La pensée stratégique occidentale peine à définir une ligne d’action crédible face aux « nouvelles conflictualités » parfaitement définies dans cet ouvrage. Nous l’avons réellement apprécié de par la pertinence et la profondeur des analyses proposées. Tous ceux qui s’intéressent, de près ou de loin, à la stratégie prendront un réel plaisir à l’étudier. L’ensemble est servi par une qualité d’écriture agréable et un ton pédagogique qui sied à ce genre d’écrits. Les quatre auteurs de cette étude, magistrale et passionnante, prolongent donc leur enseignement délivré à l’École de guerre.

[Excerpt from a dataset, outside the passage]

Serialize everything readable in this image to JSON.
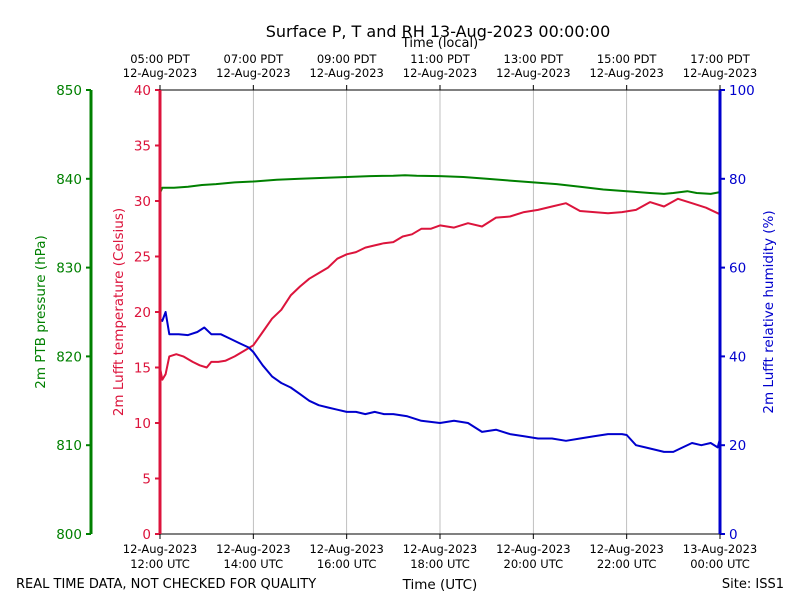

Cette dernière est « la lointaine héritière d’une institution remontant à 1870 où enseigna notamment le futur maréchal Foch ». Sa mission est de « préparer les officiers supérieurs à commander des grandes unités et à exercer des responsabilités dans les états-majors d’armée, interarmées et interalliés, au sein des directions et des services, ainsi que dans les organismes ministériels et interministériels où se conçoit et se conduit la politique de défense et de sécurité ». Autant dire qu’elle a encore énormément de travail au vu des événements qui frappent, presque, quotidiennement notre pays…
Pour commencer, il est important de rappeler que Clausewitz, dans ses travaux sur la stratégie, parle d’« étrange trinité » pour qualifier les rapports souvent tendus entre « le politique, le militaire et l’opinion ». La « trinité » de Jomini renvoie au « peuple, à l’armée et à l’état ». Il est intéressant de relever que ces deux grands théoriciens définissent des concepts identiques avec des mots différents : militaire/armée ; opinion/peuple ; politique/état. Pour le dernier couple de mots, devons-nous nécessairement préciser que la politique est du ressort de l’état et que l’état fait de la politique ?

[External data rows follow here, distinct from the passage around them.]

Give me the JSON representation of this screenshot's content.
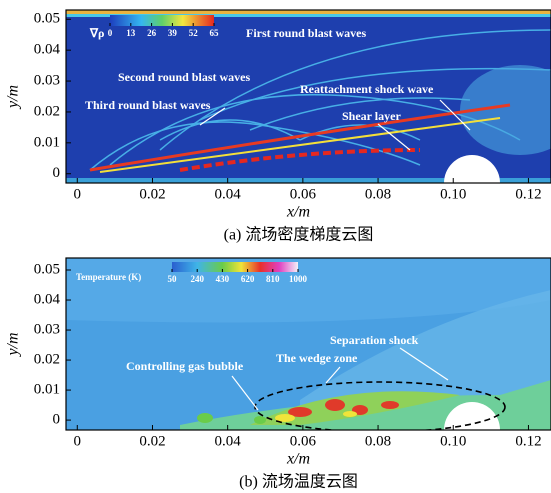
{
  "chart_data": [
    {
      "type": "contour",
      "caption": "(a) 流场密度梯度云图",
      "xlabel": "x/m",
      "ylabel": "y/m",
      "xlim": [
        -0.003,
        0.126
      ],
      "ylim": [
        -0.003,
        0.053
      ],
      "xticks": [
        0,
        0.02,
        0.04,
        0.06,
        0.08,
        {
          "value": 0.1,
          "label": "0.10"
        },
        0.12
      ],
      "yticks": [
        0,
        0.01,
        0.02,
        0.03,
        0.04,
        0.05
      ],
      "colorbar": {
        "label": "∇ρ",
        "ticks": [
          0,
          13,
          26,
          39,
          52,
          65
        ]
      },
      "annotations": [
        "First round blast waves",
        "Second round blast waves",
        "Third round blast waves",
        "Reattachment shock wave",
        "Shear layer"
      ]
    },
    {
      "type": "contour",
      "caption": "(b) 流场温度云图",
      "xlabel": "x/m",
      "ylabel": "y/m",
      "xlim": [
        -0.003,
        0.126
      ],
      "ylim": [
        -0.0033,
        0.054
      ],
      "xticks": [
        0,
        0.02,
        0.04,
        0.06,
        0.08,
        {
          "value": 0.1,
          "label": "0.10"
        },
        0.12
      ],
      "yticks": [
        0,
        0.01,
        0.02,
        0.03,
        0.04,
        0.05
      ],
      "colorbar": {
        "label": "Temperature (K)",
        "ticks": [
          50,
          240,
          430,
          620,
          810,
          1000
        ]
      },
      "annotations": [
        "Separation shock",
        "The wedge zone",
        "Controlling gas bubble"
      ]
    }
  ]
}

Les auteurs énoncent qu’« un tel partage des tâches semble très simple en théorie » entre les trois entités mentionnées plus haut, mais en réalité il s’avère « très complexe à mettre en pratique ». Effectivement, il existe les « contraintes budgétaires, les échéances électorales, les difficultés du terrain rencontrées par les militaires ». Nous ajoutons que cette répartition des missions est inefficace en raison de l’incompétence des politiques, de la versatilité du peuple et du caractère intrinsèque de l’armée (La Grande Muette). N’oublions pas aussi l’opposition qui prend, le plus souvent par principe, le contre-pied du gouvernement.

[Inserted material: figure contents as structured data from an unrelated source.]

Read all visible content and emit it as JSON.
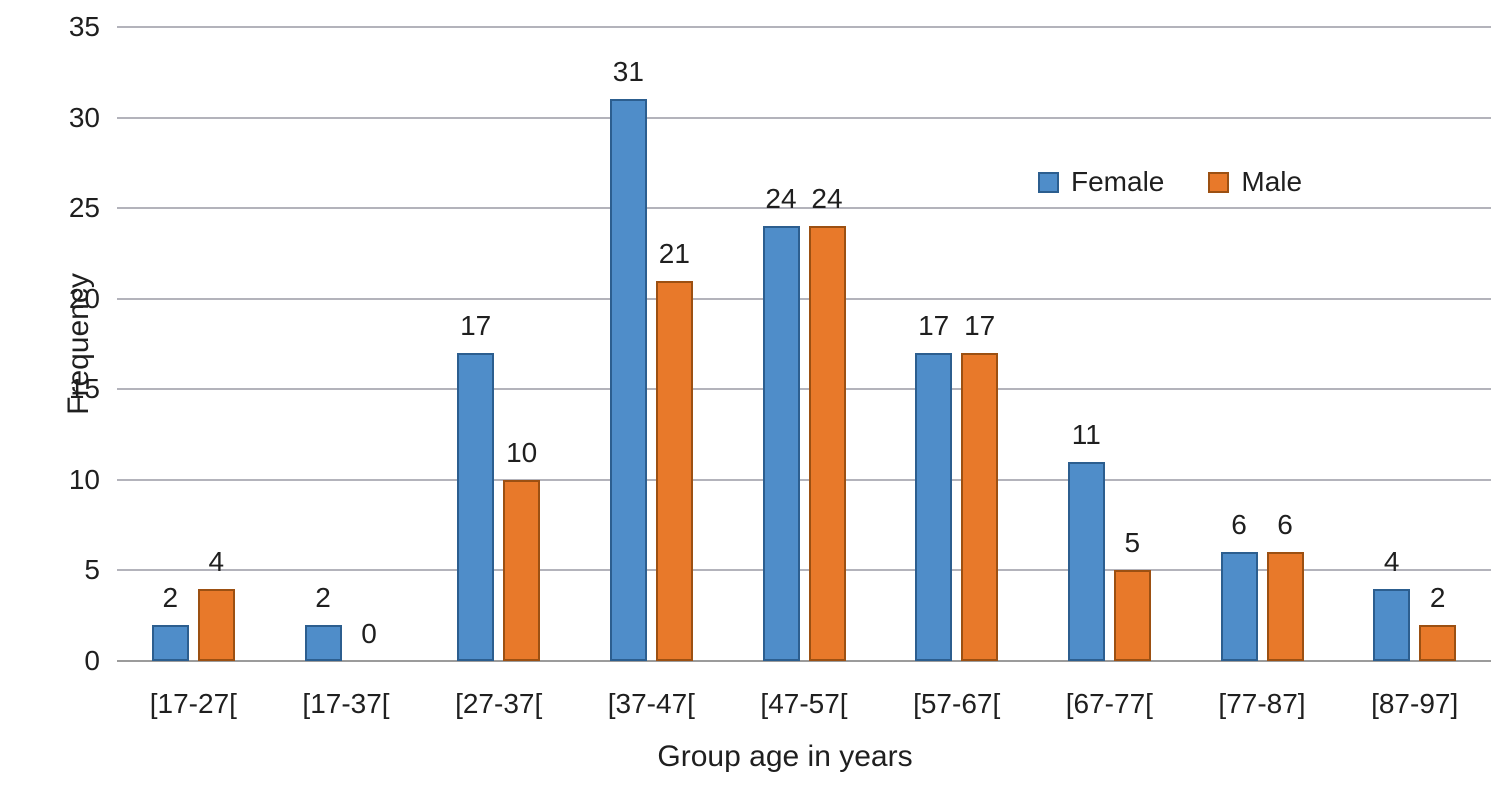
{
  "chart_data": {
    "type": "bar",
    "title": "",
    "xlabel": "Group age in years",
    "ylabel": "Frequency",
    "categories": [
      "[17-27[",
      "[17-37[",
      "[27-37[",
      "[37-47[",
      "[47-57[",
      "[57-67[",
      "[67-77[",
      "[77-87]",
      "[87-97]"
    ],
    "series": [
      {
        "name": "Female",
        "color": "#4F8DC9",
        "border_color": "#2C5E8F",
        "values": [
          2,
          2,
          17,
          31,
          24,
          17,
          11,
          6,
          4
        ]
      },
      {
        "name": "Male",
        "color": "#E8792A",
        "border_color": "#9C5012",
        "values": [
          4,
          0,
          10,
          21,
          24,
          17,
          5,
          6,
          2
        ]
      }
    ],
    "ylim": [
      0,
      35
    ],
    "ytick_step": 5,
    "yticks": [
      "0",
      "5",
      "10",
      "15",
      "20",
      "25",
      "30",
      "35"
    ],
    "grid": true,
    "legend_position": "inside-top-right",
    "data_labels": true,
    "gridline_color": "#b3b3bb",
    "axisline_color": "#9b9b9b",
    "text_color": "#1f1f1f",
    "background": "#ffffff"
  }
}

L’objectif de la publication d’un tel ouvrage se voit clairement défini dès les premières pages : « outre son utilité immédiate pour la formation des stagiaires de l’École de guerre, il ambitionne de fournir aux élites civiles et à l’opinion éclairée les connaissances dont elles ont besoin pour nouer avec les élites militaires le dialogue sans lequel il n’est pas de stratégie digne de ce nom ». Toutefois, trois problèmes se posent au moins avec cette présentation des choses : tout d’abord les élites civiles sont-elles réellement des élites ? Ensuite, le bourbier de 1914-1918, la débâcle de 1940 en cinq semaines, les attaques sur le sol national depuis plusieurs décennies doivent-ils être imputés au politique (comprendre des civils) ou à l’armée ? Ou au deux ? Enfin, nous constatons que l’opinion éclairée se trouve malheureusement très éloignée des cercles de pouvoir. Ce n’est pas le cœur du sujet, mais cela devait être écrit par souci de précision et d’honnêteté intellectuelle.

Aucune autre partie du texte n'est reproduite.